The image is an artist’s rendition. TL;DR?
Agreed, artist’s view, WTF?
Due to the event horizon, and the fact that black holes exist in three dimensional space, most black holes are obscured by a huge concentration of bright stuff. It’s like looking at a whirlpool from surface level: you would basically just see lots of fast-moving water. You only see the vortex when the whole thing viewed from an additional dimension.
Think of this image as more of a sonogram: a two dimensional cross-section of a region of space described in the article.
On the one hand, it is a little disappointing. On the other hand, I am reminded of this…
Came to make comment about inadequacy of 2D representation; left feeling part of something bigger. And presumably three dimensional.
I thought I was seeing stars inside the black hole until I realized it was dust on my monitor.
Let me guess - you can tell by the pixels.
That, and the caption of the picture
Probably just dumb speculation but I wonder if the dense proliferation of stars in such a small volume could have anything to do with the feeding behaviour of the hole. Lol. IANAA
Sure, now it’s the smallest known galaxy.
while your image actually had artistic merit, i’ll reply with some hastily thrown together humor…
hubble hubble
So immature… Let’s bring this back to science:
Speaking of Hawking… he just denied the existence of black holes. How does this jive with the so called discovery of another one?
The reason that this is anticlimactic is that we really don’t have a clue if these things exist outside of theory and “artistic renderings.”

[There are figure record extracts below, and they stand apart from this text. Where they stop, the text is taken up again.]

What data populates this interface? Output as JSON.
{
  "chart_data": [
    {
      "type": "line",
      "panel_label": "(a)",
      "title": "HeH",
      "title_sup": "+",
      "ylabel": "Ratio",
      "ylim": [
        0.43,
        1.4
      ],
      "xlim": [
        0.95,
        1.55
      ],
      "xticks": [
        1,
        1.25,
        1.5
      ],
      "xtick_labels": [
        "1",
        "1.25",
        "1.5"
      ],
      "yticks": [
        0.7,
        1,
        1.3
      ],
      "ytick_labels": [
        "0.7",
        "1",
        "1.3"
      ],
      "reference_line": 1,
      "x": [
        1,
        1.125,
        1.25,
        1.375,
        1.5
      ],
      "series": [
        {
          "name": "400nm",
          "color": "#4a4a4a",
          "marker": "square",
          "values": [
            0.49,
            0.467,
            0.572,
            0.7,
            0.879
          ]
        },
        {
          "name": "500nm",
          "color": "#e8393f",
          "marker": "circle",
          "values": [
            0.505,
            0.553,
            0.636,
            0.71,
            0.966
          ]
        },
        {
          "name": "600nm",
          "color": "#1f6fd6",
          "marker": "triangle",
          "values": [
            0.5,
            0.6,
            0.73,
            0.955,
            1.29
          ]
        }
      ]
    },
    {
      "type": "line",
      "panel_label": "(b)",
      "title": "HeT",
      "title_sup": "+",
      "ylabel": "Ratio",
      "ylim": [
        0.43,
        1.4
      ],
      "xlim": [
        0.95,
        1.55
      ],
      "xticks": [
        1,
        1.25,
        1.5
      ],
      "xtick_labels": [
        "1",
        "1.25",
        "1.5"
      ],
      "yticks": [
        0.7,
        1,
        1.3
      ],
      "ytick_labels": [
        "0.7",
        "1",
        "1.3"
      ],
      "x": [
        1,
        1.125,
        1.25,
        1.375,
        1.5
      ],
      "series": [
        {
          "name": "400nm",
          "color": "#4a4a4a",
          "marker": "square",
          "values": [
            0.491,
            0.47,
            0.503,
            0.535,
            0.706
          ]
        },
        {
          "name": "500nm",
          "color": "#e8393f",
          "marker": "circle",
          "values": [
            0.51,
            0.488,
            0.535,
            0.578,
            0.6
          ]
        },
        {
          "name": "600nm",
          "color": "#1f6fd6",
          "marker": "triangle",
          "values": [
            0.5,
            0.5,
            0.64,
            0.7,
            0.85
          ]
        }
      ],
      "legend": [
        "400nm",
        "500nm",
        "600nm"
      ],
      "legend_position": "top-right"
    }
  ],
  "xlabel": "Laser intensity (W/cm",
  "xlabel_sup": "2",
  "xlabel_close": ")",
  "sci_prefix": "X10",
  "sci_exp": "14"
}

http://www.nature.com/news/stephen-hawking-there-are-no-black-holes-1.14583
le sigh
“There is no escape from a black hole in classical theory, but quantum theory enables energy and information to escape.”
This is not the same as saying there are no black holes–and even hawking has been refining what these objects are since at least the seventies. What he is saying is that there is no magical hole in the universe that something can fall into, never escape, and has a solid boundary. (Event horizon)
Our understanding of these objects is increasing, they do exist, but we are discovering more “rules” about how they work.